Turkey joins Saudis in showing displeasure over US policy on Syria

Ankara chooses Chinese firm over US, European firms to co-produce long-range air, missiles defense systems.

There is an international failure in dealing with the Syrian crisis, Turkey’s foreign minister, Ahmet Davutoglu, said on Thursday.

Turkey, a member of the NATO military alliance, said in September it had chosen the FD-2000 missile defense system from China Precision Machinery Import and Export Corp, or CPMIEC, over rival systems from Russian, US and European firms.

This comes after a recent report that Turkish intelligence head Hakan Fidan had disclosed sensitive Israeli and American information to Iran.

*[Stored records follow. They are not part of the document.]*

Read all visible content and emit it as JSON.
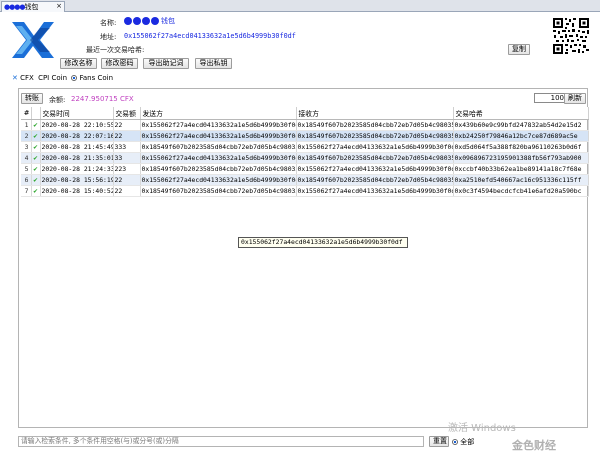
{
  "tab": {
    "blot": "●●●●",
    "suffix": "钱包",
    "close": "×"
  },
  "header": {
    "name_label": "名称:",
    "name_blot": "●●●●",
    "name_suffix": "钱包",
    "address_label": "地址:",
    "address_value": "0x155062f27a4ecd04133632a1e5d6b4999b30f0df",
    "last_hash_label": "最近一次交易哈希:",
    "copy_label": "复制",
    "actions": [
      "修改名称",
      "修改密码",
      "导出助记词",
      "导出私钥"
    ]
  },
  "coin_radios": [
    {
      "label": "CFX",
      "selected": false
    },
    {
      "label": "CPI Coin",
      "selected": false
    },
    {
      "label": "Fans Coin",
      "selected": true
    }
  ],
  "toolbar": {
    "transfer_label": "转账",
    "balance_label": "余额:",
    "balance_value": "2247.950715 CFX",
    "count_value": "100",
    "refresh_label": "刷新"
  },
  "table": {
    "columns": [
      "#",
      "",
      "交易时间",
      "交易额",
      "发送方",
      "接收方",
      "交易哈希"
    ],
    "rows": [
      [
        "1",
        "✔",
        "2020-08-28 22:10:55",
        "22",
        "0x155062f27a4ecd04133632a1e5d6b4999b30f0df",
        "0x18549f607b2023585d04cbb72eb7d05b4c980355",
        "0x439b60e9c99bfd247832ab54d2e15d2"
      ],
      [
        "2",
        "✔",
        "2020-08-28 22:07:16",
        "22",
        "0x155062f27a4ecd04133632a1e5d6b4999b30f0df",
        "0x18549f607b2023585d04cbb72eb7d05b4c980355",
        "0xb24250f79846a12bc7ce87d689ac5e"
      ],
      [
        "3",
        "✔",
        "2020-08-28 21:45:49",
        "333",
        "0x18549f607b2023585d04cbb72eb7d05b4c980355",
        "0x155062f27a4ecd04133632a1e5d6b4999b30f0df",
        "0xd5d064f5a388f820ba96110263b0d6f"
      ],
      [
        "4",
        "✔",
        "2020-08-28 21:35:01",
        "33",
        "0x155062f27a4ecd04133632a1e5d6b4999b30f0df",
        "0x18549f607b2023585d04cbb72eb7d05b4c980355",
        "0x096896723195901388fb56f793ab900"
      ],
      [
        "5",
        "✔",
        "2020-08-28 21:24:33",
        "223",
        "0x18549f607b2023585d04cbb72eb7d05b4c980355",
        "0x155062f27a4ecd04133632a1e5d6b4999b30f0df",
        "0xccbf40b33b62ea1be89141a18c7f68e"
      ],
      [
        "6",
        "✔",
        "2020-08-28 15:56:19",
        "22",
        "0x155062f27a4ecd04133632a1e5d6b4999b30f0df",
        "0x18549f607b2023585d04cbb72eb7d05b4c980355",
        "0xa2510efd540667ac16c951336c115ff"
      ],
      [
        "7",
        "✔",
        "2020-08-28 15:40:52",
        "22",
        "0x18549f607b2023585d04cbb72eb7d05b4c980355",
        "0x155062f27a4ecd04133632a1e5d6b4999b30f0df",
        "0x0c3f4594becdcfcb41e6afd20a590bc"
      ]
    ]
  },
  "tooltip": "0x155062f27a4ecd04133632a1e5d6b4999b30f0df",
  "search": {
    "placeholder": "请输入检索条件, 多个条件用空格(与)或分号(或)分隔"
  },
  "footer": {
    "reset_label": "重置",
    "all_label": "全部",
    "watermark": "激活 Windows",
    "brand": "金色财经"
  },
  "colors": {
    "accent_blue": "#1a2ae0",
    "balance": "#c040c0",
    "check": "#2aa52a"
  }
}
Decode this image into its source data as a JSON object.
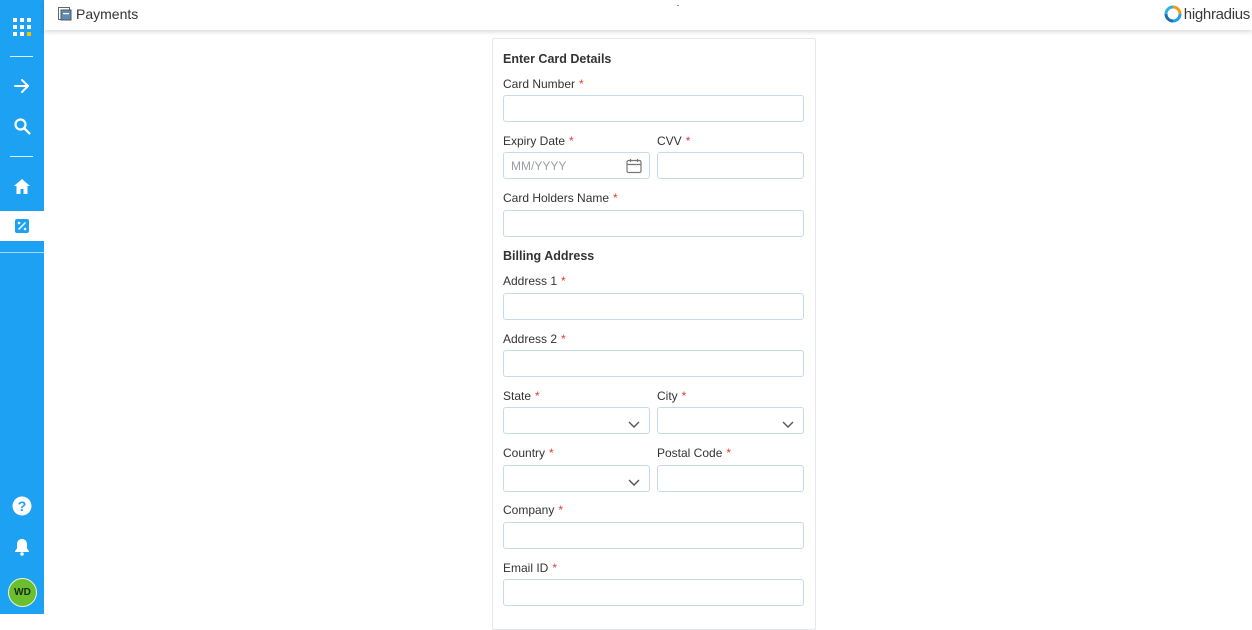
{
  "header": {
    "app_title": "Payments",
    "logo_text": "highradius"
  },
  "sidebar": {
    "items": [
      {
        "icon": "apps-grid-icon"
      },
      {
        "icon": "arrow-right-icon"
      },
      {
        "icon": "search-icon"
      },
      {
        "icon": "home-icon"
      },
      {
        "icon": "percent-icon",
        "active": true
      },
      {
        "icon": "help-icon"
      },
      {
        "icon": "bell-icon"
      }
    ],
    "avatar_initials": "WD"
  },
  "form": {
    "card_section_title": "Enter Card Details",
    "card_number": {
      "label": "Card Number",
      "value": ""
    },
    "expiry_date": {
      "label": "Expiry Date",
      "placeholder": "MM/YYYY",
      "value": ""
    },
    "cvv": {
      "label": "CVV",
      "value": ""
    },
    "card_holder_name": {
      "label": "Card Holders Name",
      "value": ""
    },
    "billing_section_title": "Billing Address",
    "address1": {
      "label": "Address 1",
      "value": ""
    },
    "address2": {
      "label": "Address 2",
      "value": ""
    },
    "state": {
      "label": "State",
      "value": ""
    },
    "city": {
      "label": "City",
      "value": ""
    },
    "country": {
      "label": "Country",
      "value": ""
    },
    "postal_code": {
      "label": "Postal Code",
      "value": ""
    },
    "company": {
      "label": "Company",
      "value": ""
    },
    "email_id": {
      "label": "Email ID",
      "value": ""
    },
    "required_marker": "*"
  },
  "colors": {
    "sidebar": "#1da1f2",
    "required": "#e53935",
    "field_border": "#c5dbe8",
    "avatar": "#6abf2f"
  }
}
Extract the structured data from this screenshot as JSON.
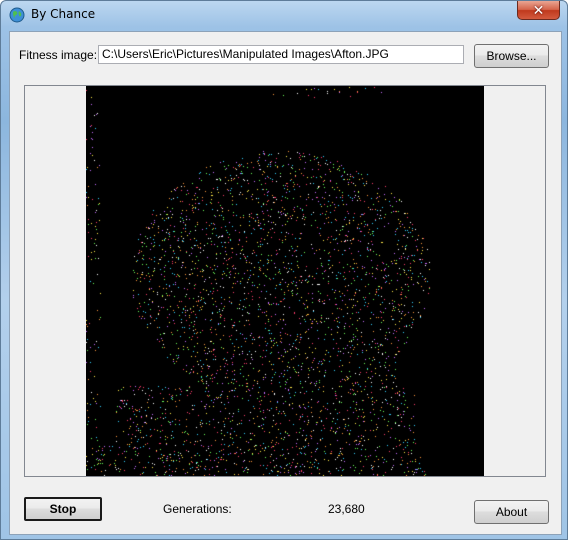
{
  "window": {
    "title": "By Chance",
    "app_icon": "globe-icon",
    "close_icon": "close-icon",
    "close_glyph": "✕"
  },
  "fitness": {
    "label": "Fitness image:",
    "path": "C:\\Users\\Eric\\Pictures\\Manipulated Images\\Afton.JPG",
    "browse_label": "Browse..."
  },
  "canvas": {
    "description_icon": "evolving-image",
    "colors": [
      "#ff3b6b",
      "#35d0ff",
      "#ffe94a",
      "#6cff5c",
      "#c86bff",
      "#ffffff",
      "#ff9a3c"
    ]
  },
  "footer": {
    "stop_label": "Stop",
    "generations_label": "Generations:",
    "generations_value": "23,680",
    "about_label": "About"
  }
}
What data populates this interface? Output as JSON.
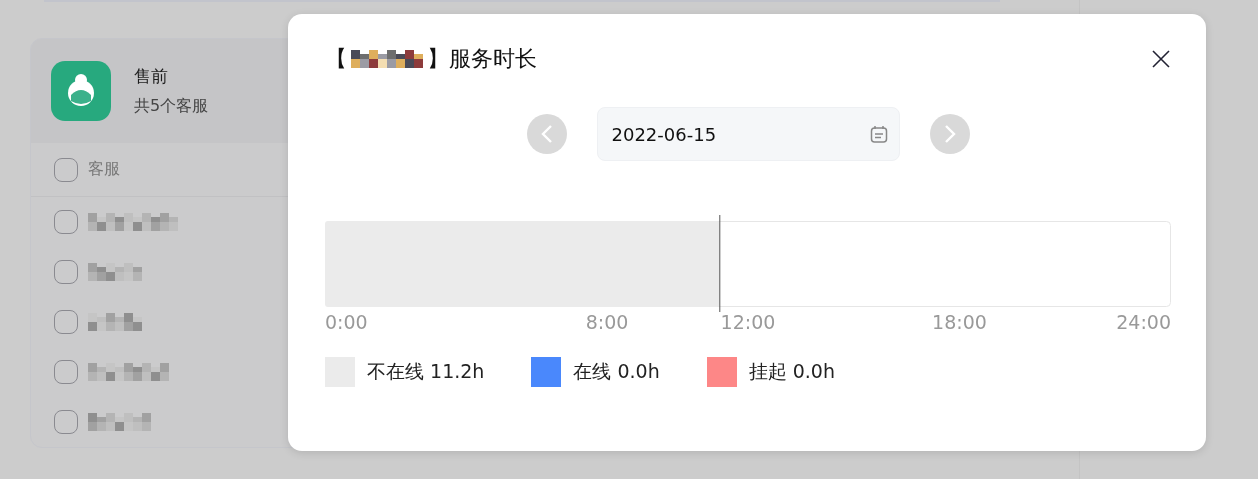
{
  "group": {
    "name": "售前",
    "count": "共5个客服",
    "header_label": "客服",
    "header_checked": false,
    "agents": [
      {
        "checked": false
      },
      {
        "checked": false
      },
      {
        "checked": false
      },
      {
        "checked": false
      },
      {
        "checked": false
      }
    ]
  },
  "dialog": {
    "title_open": "【",
    "title_rest": "】服务时长",
    "date": "2022-06-15",
    "chart_data": {
      "type": "bar",
      "orientation": "horizontal",
      "stacked": true,
      "xlim": [
        0,
        24
      ],
      "xticks": [
        {
          "value": 0,
          "label": "0:00"
        },
        {
          "value": 8,
          "label": "8:00"
        },
        {
          "value": 12,
          "label": "12:00"
        },
        {
          "value": 18,
          "label": "18:00"
        },
        {
          "value": 24,
          "label": "24:00"
        }
      ],
      "series": [
        {
          "name": "不在线",
          "color": "#ebebeb",
          "values": [
            11.2
          ]
        },
        {
          "name": "在线",
          "color": "#4a88fc",
          "values": [
            0
          ]
        },
        {
          "name": "挂起",
          "color": "#fd8787",
          "values": [
            0
          ]
        }
      ],
      "ref_lines": [
        {
          "axis": "x",
          "value": 11.2
        }
      ]
    },
    "legend_totals": [
      "11.2h",
      "0.0h",
      "0.0h"
    ]
  }
}
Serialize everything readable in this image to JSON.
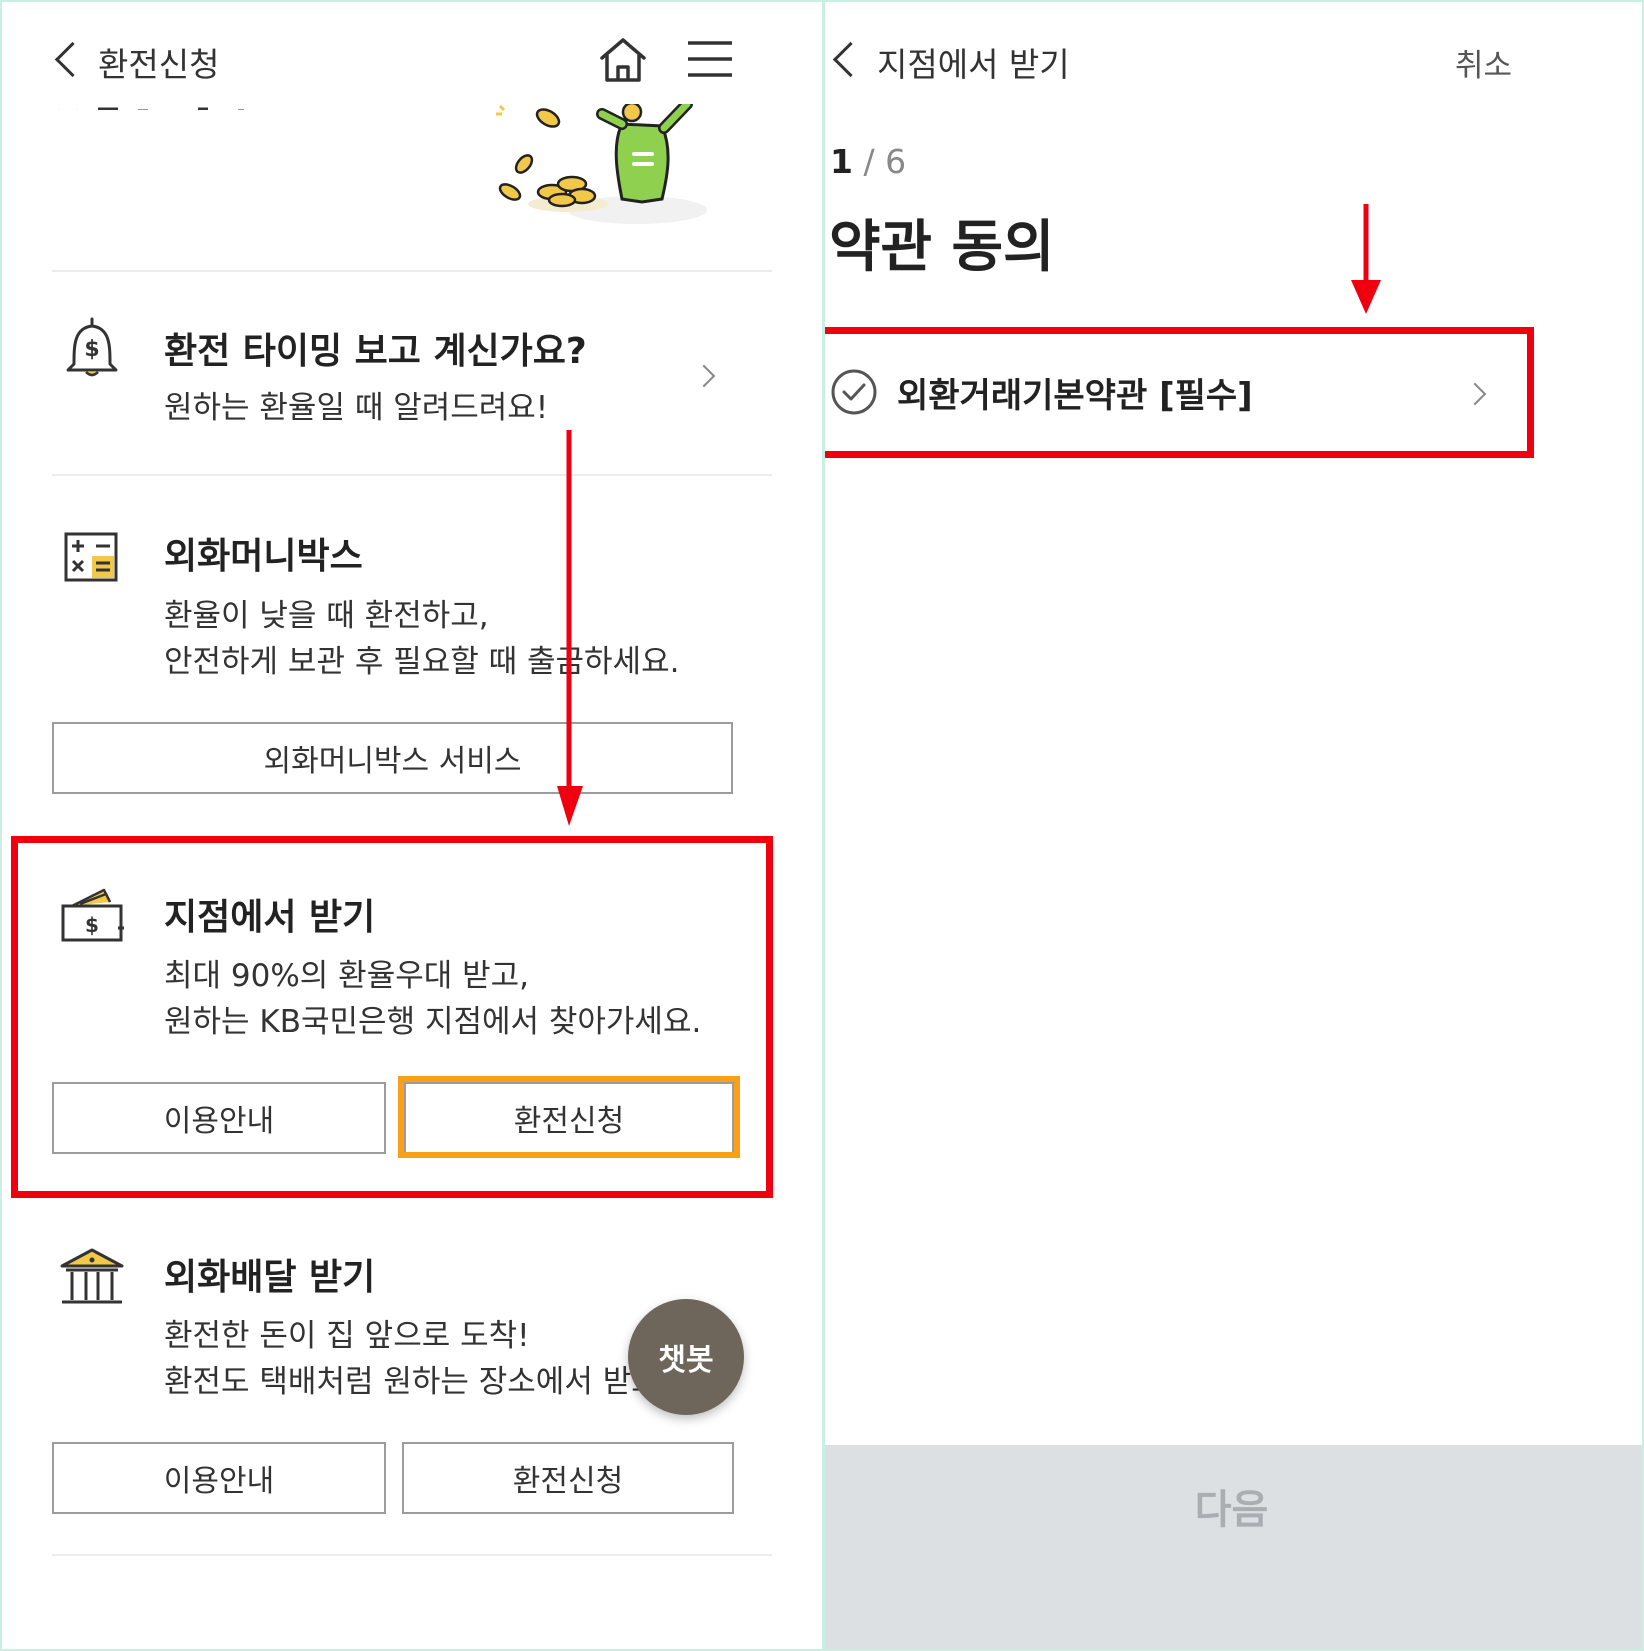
{
  "left": {
    "header": {
      "title": "환전신청"
    },
    "timing": {
      "title": "환전 타이밍 보고 계신가요?",
      "desc": "원하는 환율일 때 알려드려요!"
    },
    "moneybox": {
      "title": "외화머니박스",
      "desc1": "환율이 낮을 때 환전하고,",
      "desc2": "안전하게 보관 후 필요할 때 출금하세요.",
      "button": "외화머니박스 서비스"
    },
    "branch": {
      "title": "지점에서 받기",
      "desc1": "최대 90%의 환율우대 받고,",
      "desc2": "원하는 KB국민은행 지점에서 찾아가세요.",
      "info_button": "이용안내",
      "apply_button": "환전신청"
    },
    "delivery": {
      "title": "외화배달 받기",
      "desc1": "환전한 돈이 집 앞으로 도착!",
      "desc2": "환전도 택배처럼 원하는 장소에서 받으",
      "info_button": "이용안내",
      "apply_button": "환전신청"
    },
    "chatbot": "챗봇"
  },
  "right": {
    "header": {
      "title": "지점에서 받기",
      "cancel": "취소"
    },
    "step": {
      "current": "1",
      "total": "6"
    },
    "heading": "약관 동의",
    "terms_item": "외환거래기본약관 [필수]",
    "next_button": "다음"
  },
  "colors": {
    "highlight_red": "#f0000f",
    "highlight_orange": "#f9a01b",
    "chatbot_bg": "#6f665b",
    "next_bar_bg": "#dde0e3"
  }
}
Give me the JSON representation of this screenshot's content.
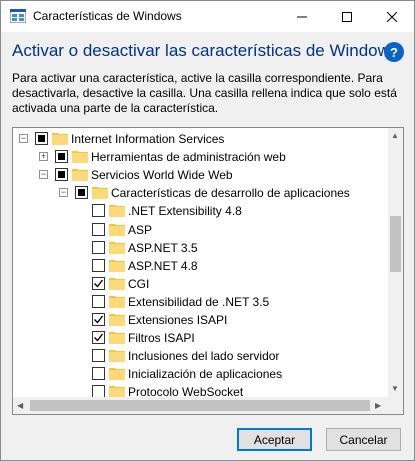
{
  "window": {
    "title": "Características de Windows"
  },
  "header": {
    "heading": "Activar o desactivar las características de Windows",
    "help_symbol": "?",
    "description": "Para activar una característica, active la casilla correspondiente. Para desactivarla, desactive la casilla. Una casilla rellena indica que solo está activada una parte de la característica."
  },
  "tree": {
    "items": [
      {
        "label": "Internet Information Services",
        "state": "partial",
        "expander": "−",
        "depth": 0
      },
      {
        "label": "Herramientas de administración web",
        "state": "partial",
        "expander": "+",
        "depth": 1
      },
      {
        "label": "Servicios World Wide Web",
        "state": "partial",
        "expander": "−",
        "depth": 1
      },
      {
        "label": "Características de desarrollo de aplicaciones",
        "state": "partial",
        "expander": "−",
        "depth": 2
      },
      {
        "label": ".NET Extensibility 4.8",
        "state": "unchecked",
        "depth": 3
      },
      {
        "label": "ASP",
        "state": "unchecked",
        "depth": 3
      },
      {
        "label": "ASP.NET 3.5",
        "state": "unchecked",
        "depth": 3
      },
      {
        "label": "ASP.NET 4.8",
        "state": "unchecked",
        "depth": 3
      },
      {
        "label": "CGI",
        "state": "checked",
        "depth": 3
      },
      {
        "label": "Extensibilidad de .NET 3.5",
        "state": "unchecked",
        "depth": 3
      },
      {
        "label": "Extensiones ISAPI",
        "state": "checked",
        "depth": 3
      },
      {
        "label": "Filtros ISAPI",
        "state": "checked",
        "depth": 3
      },
      {
        "label": "Inclusiones del lado servidor",
        "state": "unchecked",
        "depth": 3
      },
      {
        "label": "Inicialización de aplicaciones",
        "state": "unchecked",
        "depth": 3
      },
      {
        "label": "Protocolo WebSocket",
        "state": "unchecked",
        "depth": 3
      }
    ]
  },
  "buttons": {
    "accept": "Aceptar",
    "cancel": "Cancelar"
  },
  "colors": {
    "heading": "#00328c",
    "folder": "#f5c542",
    "accent": "#0078d7"
  }
}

While Ankara, under the government of Prime Minister Recep Tayyip Erdogan’s Islamist AK Party, has turned East in an effort to revive its Ottoman past, it has also sought to retain good relations with the West. This balancing act has been hard to keep up, though, as Erdogan has supported policies that run counter to Western interests.

Soner Cagaptay, director of the Turkish Research Program at the Washington Institute for Near East Policy, told The Jerusalem Post that “Turkey has an overall and long-term strategy of building a native defense industry.”

Turkey has for years wanted co-production and transfer of weapons technology – to build them itself and to be given the technology – but the West has refused and China agreed to co-production.

“The Turks are signaling that they are unhappy with the US policy in Syria, by flirting with the idea of building military ties with other powers,” he said.

Prof. Efraim Inbar, director of the Begin-Sadat Center for Strategic Studies (BESA) at Bar-Ilan University, told the Post, “It is part of Turkey’s policy to distance itself from the West. “They circumvent sanctions on Iran, play with russia, and support the Muslim Brotherhood.” said Inbar.

The increased strain in Turkey’s relations with the US comes at the same time that Saudi Arabia is showing its displeasure with America’s Middle East policy, with leaks being published in the press describing the Saudi leadership’s frustrations with US policy.